BorderLiber è il mio gioco preferito. Si parla di letteratura, filosofia, visioni alternative. Lo presento come il regno della spensieratezza: “Essere spensierati vuol dire scrivere delle cose in maniera intuitiva, senza mai dimenticare l’approfondimento o lo studio, l’importante è essere consapevoli che non tocca a noi cambiare del tutto le cose. Non serve imporre il proprio punto di vista, semplicemente basta comunicarlo, anche perché esiste un’incolmabile discrepanza tra l’oggettività e la soggettività, a patto che l’oggettività esista per davvero. Essere spensierati vuol dire accettare gli eventi e le opinioni, pur avendo un ruolo attivo. L’importante è non cadere nella presunzione e nei deliri di onnipotenza. Preferiamo penetrare nella realtà, pur restandone distaccati. Essere spensierati vuol dire non caricarsi di pensieri auto-celebrativi ed egoistici. L’ego uccide, talvolta porta anche al suicidio. Noi siamo per la vita, per la cultura, per la critica, per la lettura. Prima di essere scrittori o compilatori di fogli bianchi, noi siamo inguaribili lettori”.
In qualità di direttore di “Digiesse News”, quale ritieni sia il ruolo del giornalismo oggi e come vedi il futuro dell’informazione?
Il giornalismo oggi deve soddisfare troppi “Ego”, quello dei padroni e quello degli stessi giornalisti. A me hanno sempre detto che il giornalista sta dietro la notizia. Invece, tutto diventa sensazionale, magnifico evento, imperdibile appuntamento. Sono convinto però che le cose buone restano e vincono: bisogna sopportare il peso della momentanea marginalità e non lasciarsi affascinare dalla vanagloria. Questo mi ha permesso di guadagnarne in libertà.

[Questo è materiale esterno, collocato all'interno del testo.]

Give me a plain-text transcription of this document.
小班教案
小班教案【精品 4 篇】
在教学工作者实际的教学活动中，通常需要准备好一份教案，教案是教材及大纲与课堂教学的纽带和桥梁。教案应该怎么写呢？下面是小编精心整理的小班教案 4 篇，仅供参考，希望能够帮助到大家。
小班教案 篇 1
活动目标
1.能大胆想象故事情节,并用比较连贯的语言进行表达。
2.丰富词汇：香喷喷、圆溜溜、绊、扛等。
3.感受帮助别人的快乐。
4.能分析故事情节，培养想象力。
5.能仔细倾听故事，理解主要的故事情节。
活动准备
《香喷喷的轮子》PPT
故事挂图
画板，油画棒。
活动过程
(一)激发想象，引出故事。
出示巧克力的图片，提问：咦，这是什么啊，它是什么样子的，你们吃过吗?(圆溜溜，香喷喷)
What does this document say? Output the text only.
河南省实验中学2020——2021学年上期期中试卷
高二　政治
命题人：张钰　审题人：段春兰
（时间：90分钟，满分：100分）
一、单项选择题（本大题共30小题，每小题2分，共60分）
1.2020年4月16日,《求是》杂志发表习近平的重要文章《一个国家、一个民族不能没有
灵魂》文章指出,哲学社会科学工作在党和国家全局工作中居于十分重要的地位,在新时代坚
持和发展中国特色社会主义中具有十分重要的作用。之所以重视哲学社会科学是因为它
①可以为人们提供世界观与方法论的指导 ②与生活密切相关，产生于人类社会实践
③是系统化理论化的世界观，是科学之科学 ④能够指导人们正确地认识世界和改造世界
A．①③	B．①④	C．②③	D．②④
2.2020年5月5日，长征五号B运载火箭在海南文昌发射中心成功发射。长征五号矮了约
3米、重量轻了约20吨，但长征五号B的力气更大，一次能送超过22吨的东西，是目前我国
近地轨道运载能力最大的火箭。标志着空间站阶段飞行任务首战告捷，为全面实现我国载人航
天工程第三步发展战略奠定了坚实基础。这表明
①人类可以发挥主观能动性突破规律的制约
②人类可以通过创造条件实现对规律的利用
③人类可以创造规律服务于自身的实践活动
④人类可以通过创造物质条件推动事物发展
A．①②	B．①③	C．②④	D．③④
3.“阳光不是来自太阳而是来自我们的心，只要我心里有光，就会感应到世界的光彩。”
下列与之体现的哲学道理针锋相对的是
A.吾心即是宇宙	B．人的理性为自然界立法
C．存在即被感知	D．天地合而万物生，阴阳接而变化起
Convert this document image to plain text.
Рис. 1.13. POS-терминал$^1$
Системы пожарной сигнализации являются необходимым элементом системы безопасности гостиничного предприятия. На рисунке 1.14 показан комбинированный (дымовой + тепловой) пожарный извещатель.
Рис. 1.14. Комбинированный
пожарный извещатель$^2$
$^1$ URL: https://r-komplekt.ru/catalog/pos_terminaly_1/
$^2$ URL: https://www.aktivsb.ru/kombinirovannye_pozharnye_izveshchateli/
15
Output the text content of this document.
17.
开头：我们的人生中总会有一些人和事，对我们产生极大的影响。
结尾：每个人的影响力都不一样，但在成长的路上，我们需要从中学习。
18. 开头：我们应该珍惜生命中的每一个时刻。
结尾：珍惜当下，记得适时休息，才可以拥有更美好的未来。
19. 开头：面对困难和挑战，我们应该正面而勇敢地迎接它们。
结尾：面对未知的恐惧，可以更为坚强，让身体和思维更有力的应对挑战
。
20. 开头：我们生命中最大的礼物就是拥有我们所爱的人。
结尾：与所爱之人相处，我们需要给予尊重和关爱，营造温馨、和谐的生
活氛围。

Quali consigli daresti ai giovani scrittori e giornalisti che cercano di emergere in un mondo sempre più competitivo e digitale?
Solo uno, leggere; poi, bisogna affidarsi alla propria curiosità. Di tutto il resto se ne può fare a meno, per quanto allettante, è solo uno specchietto per allodole.
Grazie Martino per la tua interessante intervista!